No sabía muy bien si Satanás había asumido las formas de la chica, pero duro como un leño seguro que ya empezaba a estarlo, aunque no en el sentido previsto en la jaculatoria. Lo único que podía hacer era pedir auxilio.

—¡Señora Fazio! —gritó con voz de gallipavo.

Inmediatamente Rosanna lo soltó.

Llegó a la comisaría cuando eran casi las cinco. Fazio entró en su despacho como una bala y se detuvo en seco.

—Mi mujer me ha llamado para decirme que usted...

—Sí. He hablado largamente con Rosanna, que al final ha decidido contarme la verdad.
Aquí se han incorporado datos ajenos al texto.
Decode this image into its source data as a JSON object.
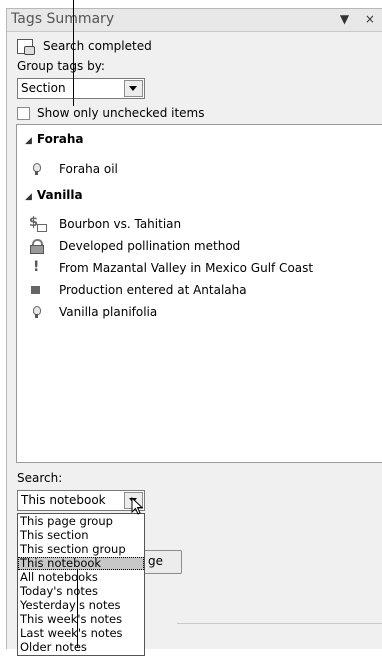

Nos ha estado tomando el pelo esta chica, y nos ha llevado por donde ella ha querido. —Pensó un instante en su padre, que nada más verla la había calado: «No te fíes de esa mujer»—. Pero después de comer se me ha ocurrido la idea acertada y ella ya no ha podido negarlo. Muy al contrario.

Fazio estaba deseando saber.

—Te lo contaré un poco por encima porque no hay tiempo.

Al término del relato del comisario, Fazio se quedó muy pálido y sorprendido. Tenía muchas cosas que decir, pero formuló la pregunta que más le interesaba.

—¿Estamos seguros de que Rosanna respetará el compromiso adquirido con usted de declarar contra Cusumano por la violación?

—Me lo ha jurado.

Montalbano salió de la comisaría y se situó delante de la puerta. Inmediatamente vio llegar el automóvil con el chofer del honorable Torrisi. Corrió a abrirle la portezuela con una sonrisa de oreja a oreja.

—¡Honorable! ¡Qué alegría volver a verlo!

Mientras bajaba, Torrisi lo miró un tanto perplejo ante semejante muestra de alegría. Era un político y conocía sin duda la naturaleza de los hombres. Pero esa vez no consiguió comprender si Montalbano hacía comedia o hablaba en serio. No contestó, mejor ver cómo se desarrollaba el asunto.

—Pero ¿por qué ha querido molestarse, honorable? ¡Sinceramente, con mucho gusto yo habría ido a visitarlo a usted! —Y una vez dentro, levantando la voz para que todos se enteraran—: ¡No me paséis llamadas! ¡No quiero que se me moleste! ¡Estoy con el honorable!

Pero sólo cuando Montalbano quiso cederle su asiento detrás del escritorio y no hubo manera de disuadirlo para que no lo hiciera, Torrisi se convenció definitivamente de que el comisario era una persona no sólo abordable sino también sobornable. Y hasta podría ser que con muy poco dinero. Por eso decidió no perder demasiado el tiempo. Con aquel hombre quizá no mereciera la pena gastar demasiada saliva.

—He venido a verlo a propósito de un asunto desagradable, pero que yo creo que se puede resolver con un poco de buena voluntad.

—¿Buena voluntad por parte de quién?

—Por parte de todos —contestó Torrisi ecuménicamente, extendiendo el brazo derecho como para abarcar todo el mundo.

—Pues entonces, dígame, honorable.

—Voy al grano. He sido informado de que la otra noche sus hombres irrumpieron en la casa de un tal Antonio, más conocido como Ninì, Brucculeri. Su domicilio fue registrado, se descubrió un arma y el hombre fue conducido a esta comisaría. Todo ello, que yo sepa, sin ninguna autorización, sin ningún mandamiento.

—Muy cierto. Pero, verá, se trata de un individuo con antecedentes penales que...

—Un hombre con antecedentes penales también tiene sus derechos. Un hombre con antecedentes penales es una criatura humana como todas las demás, puede haber cometido errores, eso sí, pero semejante circunstancia no autoriza a nadie, y tanto menos a usted, a tratarlo como un ser marcado de por vida y carente de derechos y dignidad. ¿Me he explicado?

—Perfectamente —dijo el comisario, retorciéndose las manos visiblemente incómodo—. ¿Usted tiene idea de cómo se puede salir de este berenjenal causado por mi... mi falta de experiencia?